Tuesday, December 19, 2006

God Money, I'll Do Anything for You

Sweet God, this year is trying to kill me.

My landlord got the papers from the housing inspector today, which I found out when I came back from grabbing lunch and seeing the blinking red voicemail light of doom flashing away. My landlord's wife called to ask a question about "the matter of papers that came in the mail today." I called my Mom to warn her that my landlord was angry and then called the landlord back.

My landlady basically read me a riot act, telling me that what I did was "not very nice" and I should of called them. I pointed out that I'd been calling them since September and reported all the problems that the report stated and I still had rats. She didn't even give me time to get into all the fires.

"If you're so unhappy, why don't you start looking around?"

"Will you give me written permission to do that?"

"Yes."

"Thank you," I said, and hung up the phone.

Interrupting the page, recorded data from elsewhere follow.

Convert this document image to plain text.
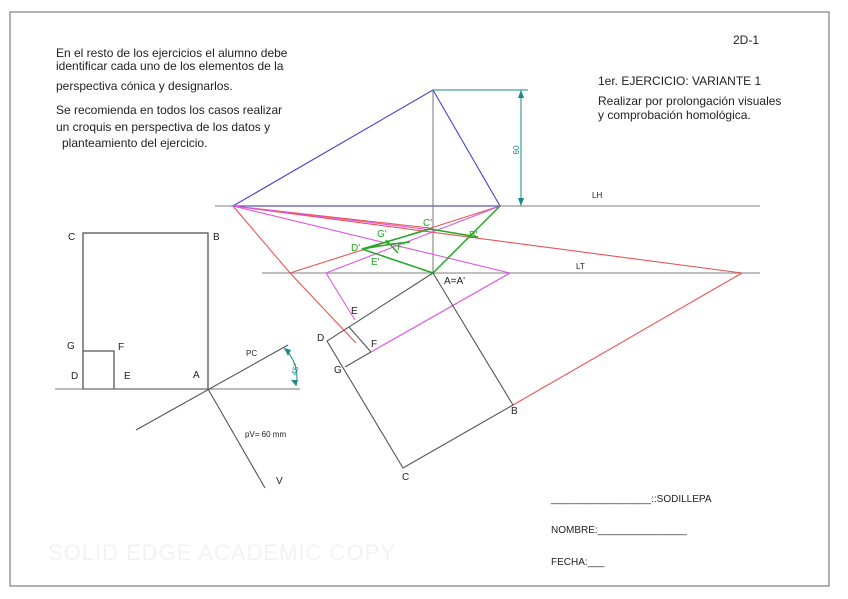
60
45°
2D-1
En el resto de los ejercicios el alumno debe
identificar cada uno de los elementos de la
perspectiva cónica y designarlos.
Se recomienda en todos los casos realizar
un croquis en perspectiva de los datos y
planteamiento del ejercicio.
1er. EJERCICIO: VARIANTE 1
Realizar por prolongación visuales
y comprobación homológica.
LH
LT
C	B
G	F
D	E	A
PC
pV= 60 mm
V
E
D
F
G
B
C
C'
G'
D'	F'
E'
B'
A=A'
SOLID EDGE ACADEMIC COPY
__________________::SODILLEPA
NOMBRE:________________
FECHA:___
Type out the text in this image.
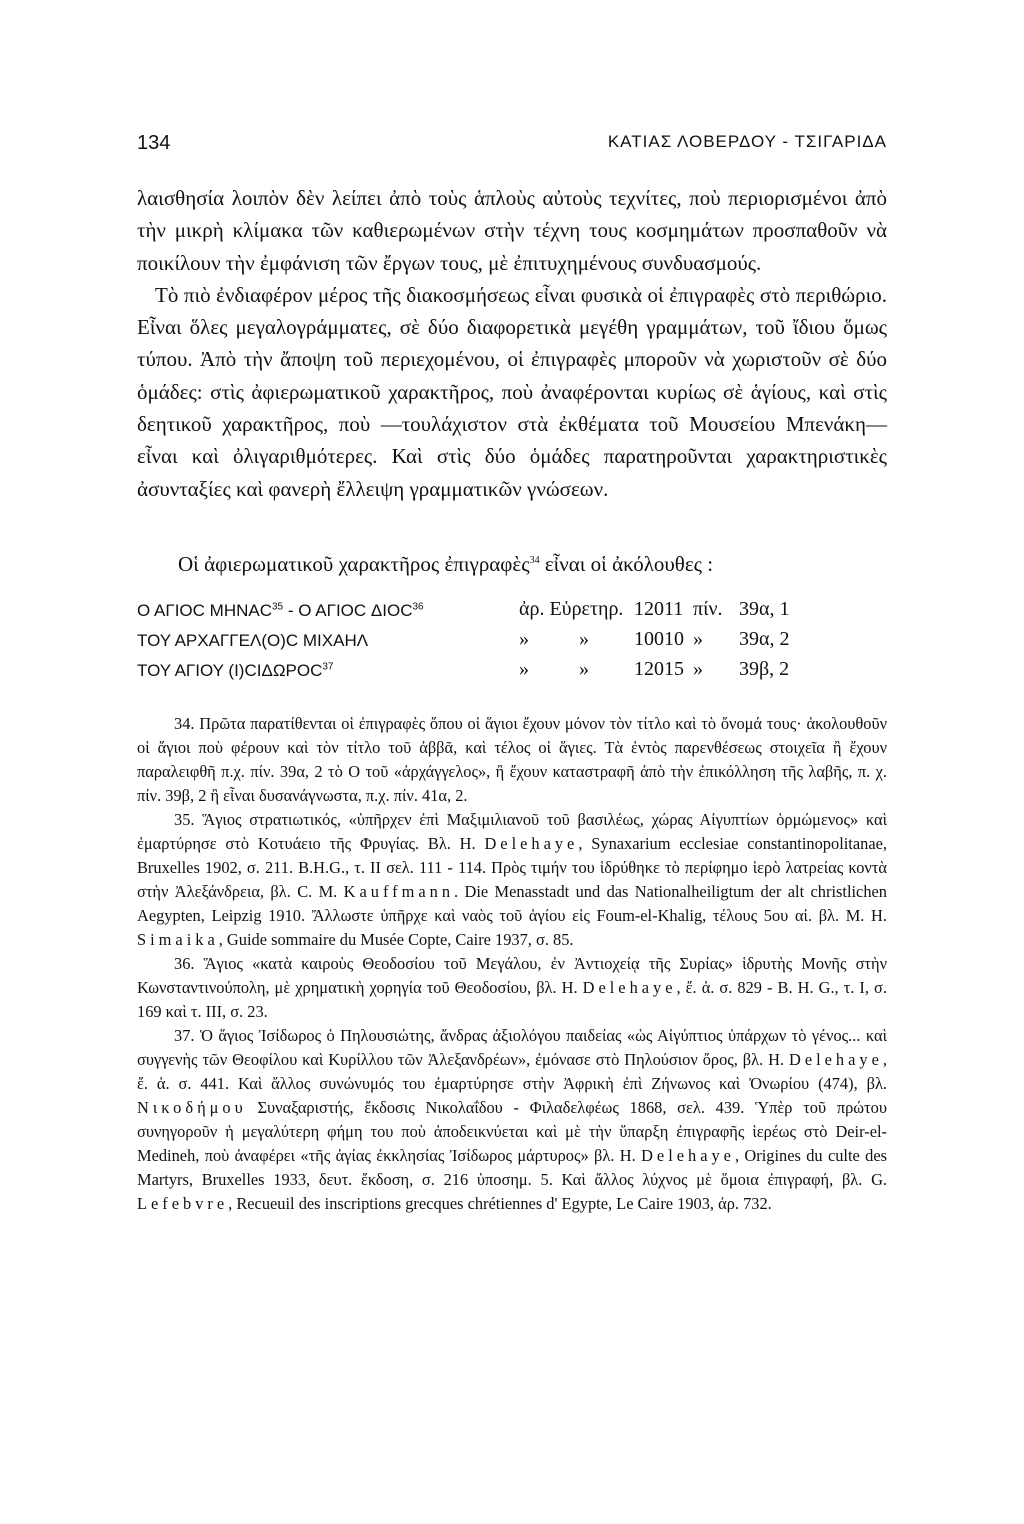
134	ΚΑΤΙΑΣ ΛΟΒΕΡΔΟΥ - ΤΣΙΓΑΡΙΔΑ

λαισθησία λοιπὸν δὲν λείπει ἀπὸ τοὺς ἁπλοὺς αὐτοὺς τεχνίτες, ποὺ περιορισμένοι ἀπὸ τὴν μικρὴ κλίμακα τῶν καθιερωμένων στὴν τέχνη τους κοσμημάτων προσπαθοῦν νὰ ποικίλουν τὴν ἐμφάνιση τῶν ἔργων τους, μὲ ἐπιτυχημένους συνδυασμούς.

Τὸ πιὸ ἐνδιαφέρον μέρος τῆς διακοσμήσεως εἶναι φυσικὰ οἱ ἐπιγραφὲς στὸ περιθώριο. Εἶναι ὅλες μεγαλογράμματες, σὲ δύο διαφορετικὰ μεγέθη γραμμάτων, τοῦ ἴδιου ὅμως τύπου. Ἀπὸ τὴν ἄποψη τοῦ περιεχομένου, οἱ ἐπιγραφὲς μποροῦν νὰ χωριστοῦν σὲ δύο ὁμάδες: στὶς ἀφιερωματικοῦ χαρακτῆρος, ποὺ ἀναφέρονται κυρίως σὲ ἁγίους, καὶ στὶς δεητικοῦ χαρακτῆρος, ποὺ —τουλάχιστον στὰ ἐκθέματα τοῦ Μουσείου Μπενάκη— εἶναι καὶ ὀλιγαριθμότερες. Καὶ στὶς δύο ὁμάδες παρατηροῦνται χαρακτηριστικὲς ἀσυνταξίες καὶ φανερὴ ἔλλειψη γραμματικῶν γνώσεων.

Οἱ ἀφιερωματικοῦ χαρακτῆρος ἐπιγραφὲς$^{34}$ εἶναι οἱ ἀκόλουθες :
Ο ΑΓΙΟC ΜΗΝΑC$^{35}$ - Ο ΑΓΙΟC ΔΙΟC$^{36}$	ἀρ. Εὑρετηρ. 12011 πίν. 39α, 1
ΤΟΥ ΑΡΧΑΓΓΕΛ(Ο)C ΜΙΧΑΗΛ	»          » 10010 » 39α, 2
ΤΟΥ ΑΓΙΟΥ (Ι)CΙΔΩΡΟC$^{37}$	»          » 12015 » 39β, 2

34. Πρῶτα παρατίθενται οἱ ἐπιγραφὲς ὅπου οἱ ἅγιοι ἔχουν μόνον τὸν τίτλο καὶ τὸ ὄνομά τους· ἀκολουθοῦν οἱ ἅγιοι ποὺ φέρουν καὶ τὸν τίτλο τοῦ ἀββᾶ, καὶ τέλος οἱ ἅγιες. Τὰ ἐντὸς παρενθέσεως στοιχεῖα ἢ ἔχουν παραλειφθῆ π.χ. πίν. 39α, 2 τὸ Ο τοῦ «ἀρχάγγελος», ἢ ἔχουν καταστραφῆ ἀπὸ τὴν ἐπικόλληση τῆς λαβῆς, π. χ. πίν. 39β, 2 ἢ εἶναι δυσανάγνωστα, π.χ. πίν. 41α, 2.

35. Ἅγιος στρατιωτικός, «ὑπῆρχεν ἐπὶ Μαξιμιλιανοῦ τοῦ βασιλέως, χώρας Αἰγυπτίων ὁρμώμενος» καὶ ἐμαρτύρησε στὸ Κοτυάειο τῆς Φρυγίας. Βλ. Η. Delehaye, Synaxarium ecclesiae constantinopolitanae, Bruxelles 1902, σ. 211. B.H.G., τ. II σελ. 111 - 114. Πρὸς τιμήν του ἱδρύθηκε τὸ περίφημο ἱερὸ λατρείας κοντὰ στὴν Ἀλεξάνδρεια, βλ. C. M. Kauffmann. Die Menasstadt und das Nationalheiligtum der alt christlichen Aegypten, Leipzig 1910. Ἄλλωστε ὑπῆρχε καὶ ναὸς τοῦ ἁγίου εἰς Foum-el-Khalig, τέλους 5ου αἰ. βλ. M. H. Simaika, Guide sommaire du Musée Copte, Caire 1937, σ. 85.

36. Ἅγιος «κατὰ καιροὺς Θεοδοσίου τοῦ Μεγάλου, ἐν Ἀντιοχείᾳ τῆς Συρίας» ἱδρυτὴς Μονῆς στὴν Κωνσταντινούπολη, μὲ χρηματικὴ χορηγία τοῦ Θεοδοσίου, βλ. Η. Delehaye, ἔ. ἀ. σ. 829 - B. H. G., τ. I, σ. 169 καὶ τ. III, σ. 23.

37. Ὁ ἅγιος Ἰσίδωρος ὁ Πηλουσιώτης, ἄνδρας ἀξιολόγου παιδείας «ὡς Αἰγύπτιος ὑπάρχων τὸ γένος... καὶ συγγενὴς τῶν Θεοφίλου καὶ Κυρίλλου τῶν Ἀλεξανδρέων», ἐμόνασε στὸ Πηλούσιον ὄρος, βλ. Η. Delehaye, ἔ. ἀ. σ. 441. Καὶ ἄλλος συνώνυμός του ἐμαρτύρησε στὴν Ἀφρικὴ ἐπὶ Ζήνωνος καὶ Ὀνωρίου (474), βλ. Νικοδήμου Συναξαριστής, ἔκδοσις Νικολαΐδου - Φιλαδελφέως 1868, σελ. 439. Ὑπὲρ τοῦ πρώτου συνηγοροῦν ἡ μεγαλύτερη φήμη του ποὺ ἀποδεικνύεται καὶ μὲ τὴν ὕπαρξη ἐπιγραφῆς ἱερέως στὸ Deir-el-Medineh, ποὺ ἀναφέρει «τῆς ἁγίας ἐκκλησίας Ἰσίδωρος μάρτυρος» βλ. Η. Delehaye, Origines du culte des Martyrs, Bruxelles 1933, δευτ. ἔκδοση, σ. 216 ὑποσημ. 5. Καὶ ἄλλος λύχνος μὲ ὅμοια ἐπιγραφή, βλ. G. Lefebvre, Recueuil des inscriptions grecques chrétiennes d' Egypte, Le Caire 1903, ἀρ. 732.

I started cutting up boxes to bring home with me to start packing, and my coworkers came over to ask me about what was going on. I explained how I could afford to move with the last month's rent I already paid and the bonus I expected from my boss at any moment.

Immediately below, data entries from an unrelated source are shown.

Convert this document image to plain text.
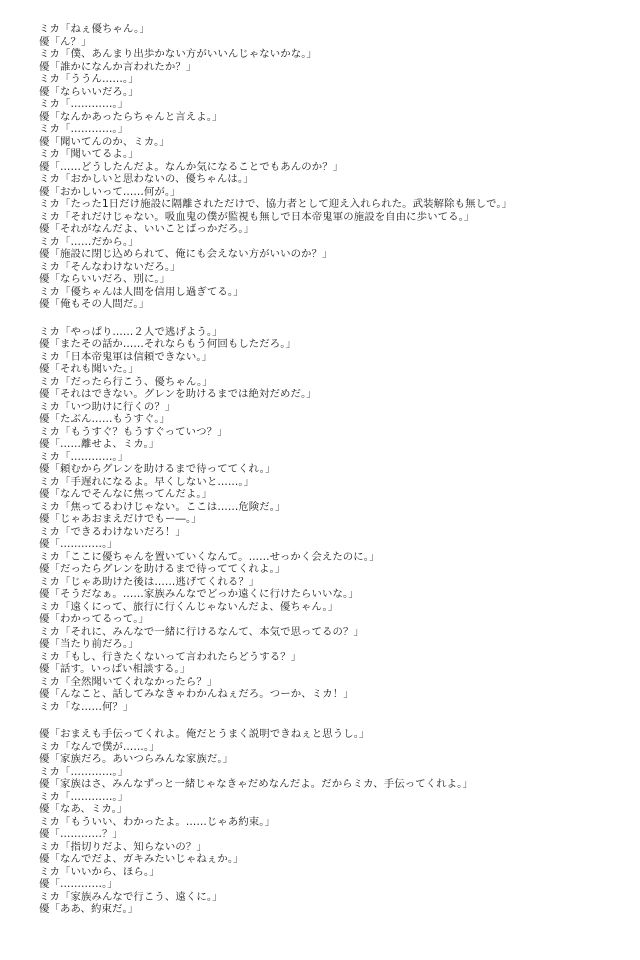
ミカ「ねぇ優ちゃん。」
優「ん？」
ミカ「僕、あんまり出歩かない方がいいんじゃないかな。」
優「誰かになんか言われたか？」
ミカ「ううん……。」
優「ならいいだろ。」
ミカ「…………。」
優「なんかあったらちゃんと言えよ。」
ミカ「…………。」
優「聞いてんのか、ミカ。」
ミカ「聞いてるよ。」
優「……どうしたんだよ。なんか気になることでもあんのか？」
ミカ「おかしいと思わないの、優ちゃんは。」
優「おかしいって……何が。」
ミカ「たった1日だけ施設に隔離されただけで、協力者として迎え入れられた。武装解除も無しで。」
ミカ「それだけじゃない。吸血鬼の僕が監視も無しで日本帝鬼軍の施設を自由に歩いてる。」
優「それがなんだよ、いいことばっかだろ。」
ミカ「……だから。」
優「施設に閉じ込められて、俺にも会えない方がいいのか？」
ミカ「そんなわけないだろ。」
優「ならいいだろ、別に。」
ミカ「優ちゃんは人間を信用し過ぎてる。」
優「俺もその人間だ。」
ミカ「やっぱり……２人で逃げよう。」
優「またその話か……それならもう何回もしただろ。」
ミカ「日本帝鬼軍は信頼できない。」
優「それも聞いた。」
ミカ「だったら行こう、優ちゃん。」
優「それはできない。グレンを助けるまでは絶対だめだ。」
ミカ「いつ助けに行くの？」
優「たぶん……もうすぐ。」
ミカ「もうすぐ？もうすぐっていつ？」
優「……離せよ、ミカ。」
ミカ「…………。」
優「頼むからグレンを助けるまで待っててくれ。」
ミカ「手遅れになるよ。早くしないと……。」
優「なんでそんなに焦ってんだよ。」
ミカ「焦ってるわけじゃない。ここは……危険だ。」
優「じゃあおまえだけでもー―。」
ミカ「できるわけないだろ！」
優「…………。」
ミカ「ここに優ちゃんを置いていくなんて。……せっかく会えたのに。」
優「だったらグレンを助けるまで待っててくれよ。」
ミカ「じゃあ助けた後は……逃げてくれる？」
優「そうだなぁ。……家族みんなでどっか遠くに行けたらいいな。」
ミカ「遠くにって、旅行に行くんじゃないんだよ、優ちゃん。」
優「わかってるって。」
ミカ「それに、みんなで一緒に行けるなんて、本気で思ってるの？」
優「当たり前だろ。」
ミカ「もし、行きたくないって言われたらどうする？」
優「話す。いっぱい相談する。」
ミカ「全然聞いてくれなかったら？」
優「んなこと、話してみなきゃわかんねぇだろ。つーか、ミカ！」
ミカ「な……何？」
優「おまえも手伝ってくれよ。俺だとうまく説明できねぇと思うし。」
ミカ「なんで僕が……。」
優「家族だろ。あいつらみんな家族だ。」
ミカ「…………。」
優「家族はさ、みんなずっと一緒じゃなきゃだめなんだよ。だからミカ、手伝ってくれよ。」
ミカ「…………。」
優「なあ、ミカ。」
ミカ「もういい、わかったよ。……じゃあ約束。」
優「…………？」
ミカ「指切りだよ、知らないの？」
優「なんでだよ、ガキみたいじゃねぇか。」
ミカ「いいから、ほら。」
優「…………。」
ミカ「家族みんなで行こう、遠くに。」
優「ああ、約束だ。」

"You don't get them when you get promoted," one said.

"What?"

"You're on a different schedule," another explained, "you won't get it until February or March."

And in the middle of my cubicle, I just lost it. I tried to play it cool and turn around and face my monitor and cry quietly. Unfortunately, my sweet coworker came over at that moment to talk to me about a project and saw me crying my eyes out and unable to explain why due to the sobbing. I fought the urge to call my boss various names for not warning me of this. I got myself together for a company function and talked myself off my mental ledge. I can get some money together by the end of January. I'll have to charge the movers. I'll have to find a way to make it work to avoid dying in a fire. Literally.

And whoever has the voodoo doll of me, knock it the fuck off. Uncle! You win!